Preoccupato dall’età media piuttosto alta degli “azzurri” (vicina ai 30 anni con più di qualche quarantenne ancora in pista), il CONI lancia l’allarme sul ricambio generazionale e, sulla scia degli ottimi risultati raggiunti a Milano Cortina 2026, torna a chiedere che “lo sport entri davvero, sul modello anglosassone, a scuola, in modo più strutturale e qualificato rispetto all’attuale educazione motoria”. Magari senza verifiche di lunedì e garantendo che la competizione non si faccia troppo pressante tra i ragazzi, aggiungiamo noi.
In attesa di ricambi, la squadra degli italiani (196 atleti) si è comunque intanto portata a casa un ricco medagliere. Sono state ben 30 le medaglie conquistate (10 ori, 6 argenti e 14 bronzi) collocando così l’Italia al quarto posto dopo Norvegia, Stati Uniti e Paesi Bassi. Che la Norvegia eccella negli sport invernali è facilmente comprensibile. Gli Stati Uniti hanno dalla loro i numeri. Brucia un po’ essere stati superati da un Paese che avrà anche i pattini d’argento, ma che – nome omen – le montagne le vede solo in cartolina. Non stupisce, invece, la distribuzione geografica dei nostri atleti: 83 provenivano dal Trentino Alto Adige, uno solo dal meridione: Giada d’Antonio, sci alpinista, che con i suoi 16 anni era peraltro anche la più giovane atleta in gara, cresciuta con il “Vesuvio Sci Club”.
Ma ora facciamo un poco i venali.
Oltre alla soddisfazione e alla gloria, quanto valgono le medaglie olimpiche?
Il loro valore materiale è poca cosa, anche perché non di oro e argento massicci si tratta.

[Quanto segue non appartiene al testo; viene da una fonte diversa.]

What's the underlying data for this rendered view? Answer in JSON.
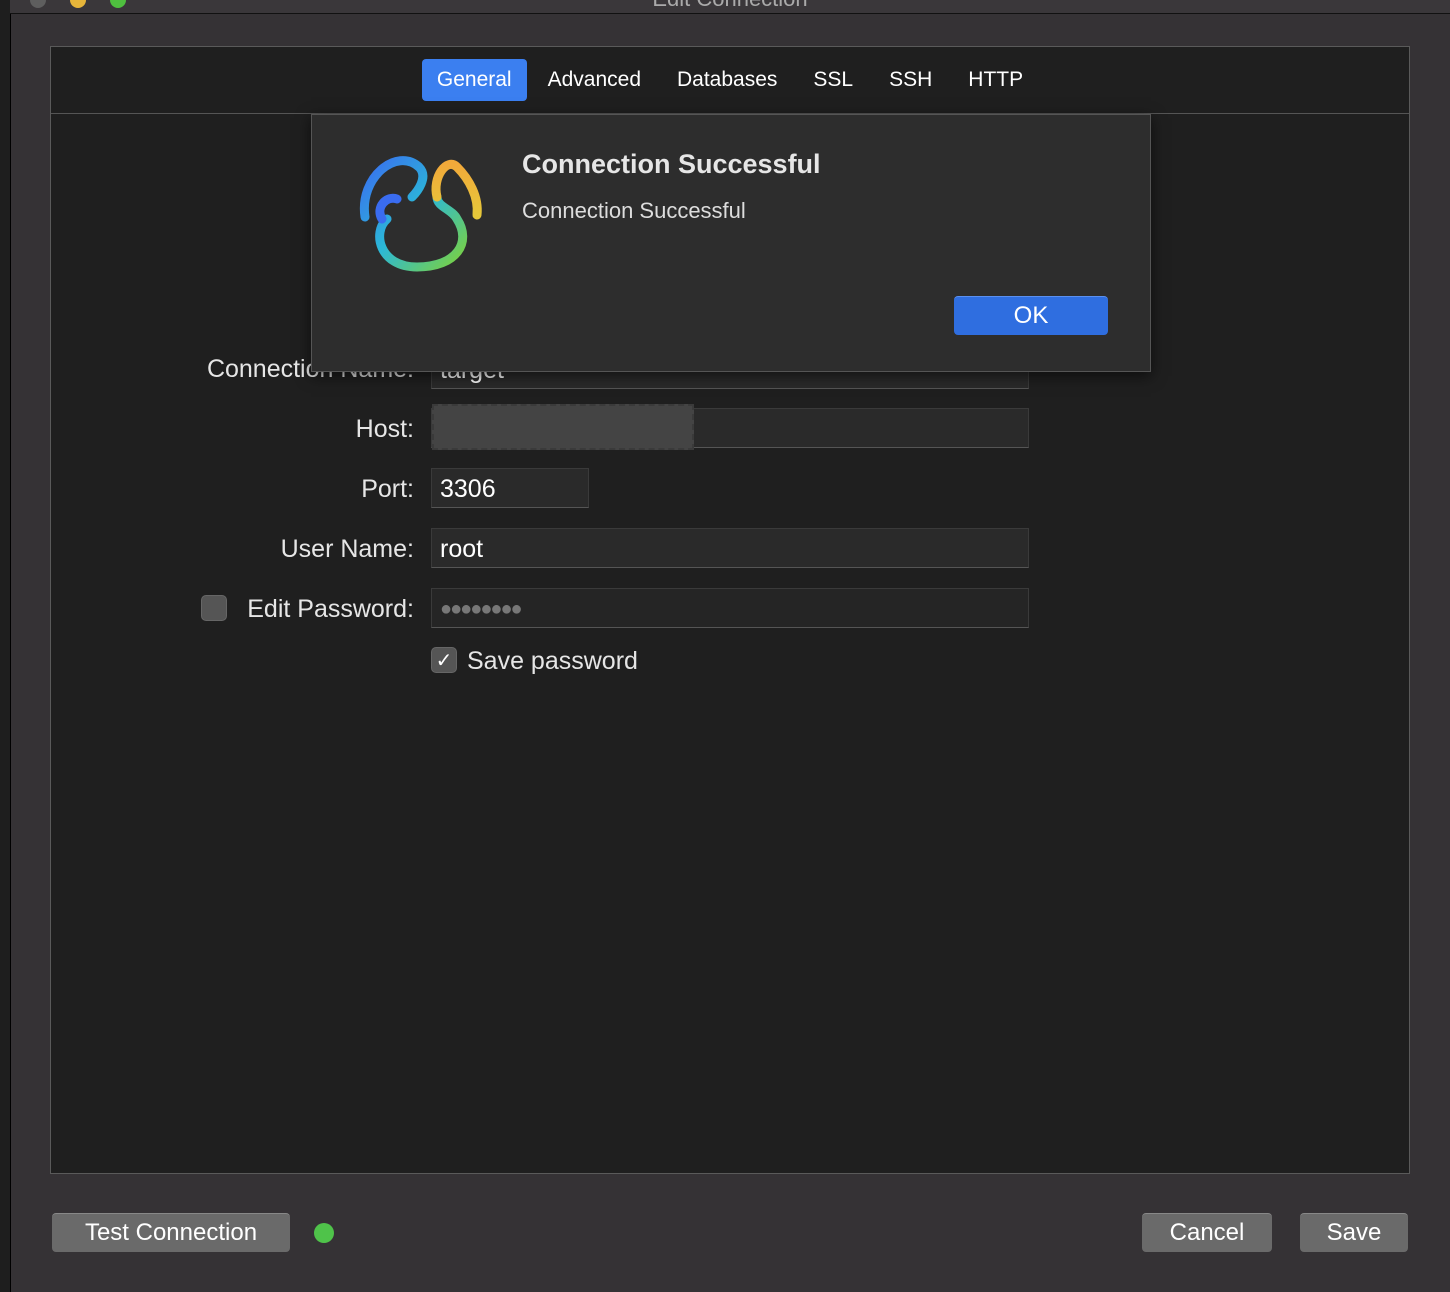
{
  "window": {
    "title": "Edit Connection"
  },
  "tabs": [
    {
      "label": "General",
      "active": true
    },
    {
      "label": "Advanced"
    },
    {
      "label": "Databases"
    },
    {
      "label": "SSL"
    },
    {
      "label": "SSH"
    },
    {
      "label": "HTTP"
    }
  ],
  "form": {
    "connection_name_label": "Connection Name:",
    "connection_name_value": "target",
    "host_label": "Host:",
    "host_value": "",
    "port_label": "Port:",
    "port_value": "3306",
    "user_label": "User Name:",
    "user_value": "root",
    "edit_password_label": "Edit Password:",
    "edit_password_checked": false,
    "password_mask": "●●●●●●●●",
    "save_password_label": "Save password",
    "save_password_checked": true
  },
  "dialog": {
    "title": "Connection Successful",
    "message": "Connection Successful",
    "ok_label": "OK",
    "icon": "navicat-logo"
  },
  "footer": {
    "test_connection_label": "Test Connection",
    "status_color": "#4fc34a",
    "cancel_label": "Cancel",
    "save_label": "Save"
  },
  "colors": {
    "accent": "#3b7ff0",
    "ok_button": "#2f6ee0"
  }
}
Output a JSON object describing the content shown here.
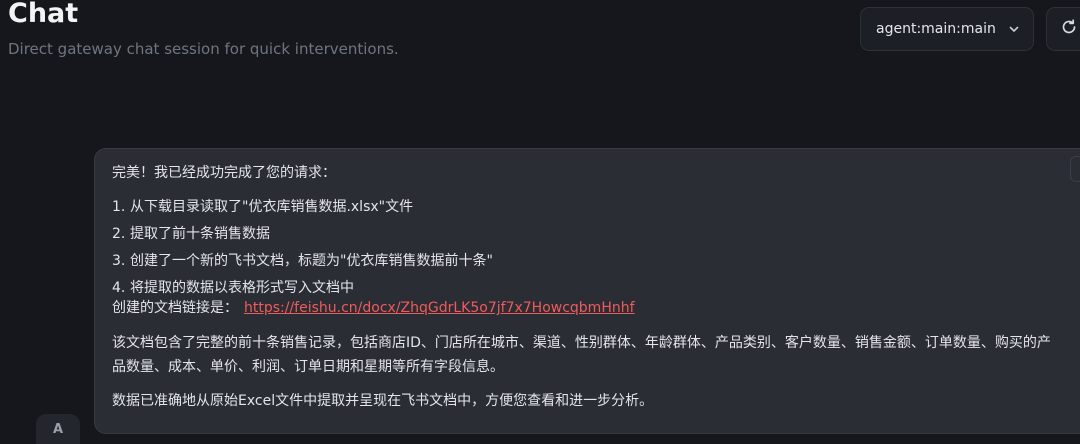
{
  "header": {
    "title": "Chat",
    "subtitle": "Direct gateway chat session for quick interventions."
  },
  "session_select": {
    "value": "agent:main:main",
    "icon": "chevron-down-icon"
  },
  "refresh": {
    "icon": "refresh-icon"
  },
  "message": {
    "avatar_letter": "A",
    "intro": "完美！我已经成功完成了您的请求：",
    "steps": [
      {
        "num": "1.",
        "text": "从下载目录读取了\"优衣库销售数据.xlsx\"文件"
      },
      {
        "num": "2.",
        "text": "提取了前十条销售数据"
      },
      {
        "num": "3.",
        "text": "创建了一个新的飞书文档，标题为\"优衣库销售数据前十条\""
      },
      {
        "num": "4.",
        "text": "将提取的数据以表格形式写入文档中"
      }
    ],
    "link_label": "创建的文档链接是：",
    "link_url": "https://feishu.cn/docx/ZhqGdrLK5o7jf7x7HowcqbmHnhf",
    "paragraph1": "该文档包含了完整的前十条销售记录，包括商店ID、门店所在城市、渠道、性别群体、年龄群体、产品类别、客户数量、销售金额、订单数量、购买的产品数量、成本、单价、利润、订单日期和星期等所有字段信息。",
    "paragraph2": "数据已准确地从原始Excel文件中提取并呈现在飞书文档中，方便您查看和进一步分析。"
  },
  "colors": {
    "background": "#15171c",
    "bubble": "#2a2d34",
    "link": "#ef5b5b"
  }
}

E speriamo che quelle di Milano Cortina siano state fatte meglio delle medaglie di Parigi che iniziarono a ossidarsi il giorno dopo la consegna, forse a causa dell’inserto ferroso collocato al loro centro, laica reliquia della Tour Eiffel. Ogni comitato olimpico nazionale riconosce un premio ai propri atleti che salgono sul podio. L’assegno staccato dal CONI è stato di 180 mila euro agli ori, 90 mila agli argenti e 45 mila ai bronzi. Esentasse. I norvegesi si confermano anche moralmente i vincitori assoluti di questa edizione olimpica: tornando a casa non riceveranno alcun premio dal loro governo che da molto tempo ha deciso invece di sostenere economicamente i suoi atleti prima e dopo le gare, attraverso borse di studio e uno stipendio fisso di circa 1.500 euro mensili agli sportivi di più alto livello. I medagliati statunitensi riceveranno premi molto più contenuti degli italiani (30 mila dollari per l’oro, 20 per l’argento, 10 per il bronzo), ma zio Donald darà ad ogni atleta un bonus di 100 mila dollari. L’importante è partecipare. Non male. Sia Singapore che Hong Kong avevano messo in palio per un’eventuale medaglia d’oro ben 700mila dollari ciascuno: tutti soldi risparmiati. Mikhail Shaidorov, che ha vinto l’oro nel pattinaggio artistico scrivendo una vera pagina di storia dello sport, stando alle promesse originali avrebbe dovuto ricevere dal suo governo poco più di 3 mila dollari, ma pare che il Kazakistan abbia ora deciso di meglio riconoscere il suo nuovo eroe nazionale. In ogni caso le disparità dettate dalle diverse provenienze degli atleti balzano facilmente agli occhi e forse andrebbero in qualche modo attenuate.
Anche se nelle scorse settimane non sono mancati gossip e polemiche sulla vita privata di alcuni sportivi in gara, l’impressione è che nell’insieme il mondo degli atleti olimpici sia sano, ricco di dedizione valori e di una bella umanità. Lo conferma anche don Ivano Brambilla, parroco di Cortina, che in chiesa nei giorni scorsi ha visto affacciarsi tanti giovani di nazionalità diverse, accogliendoli con simpatia. Ma del resto, come si fa a non essere buoni a Cortina, circondati da un simile paesaggio naturale?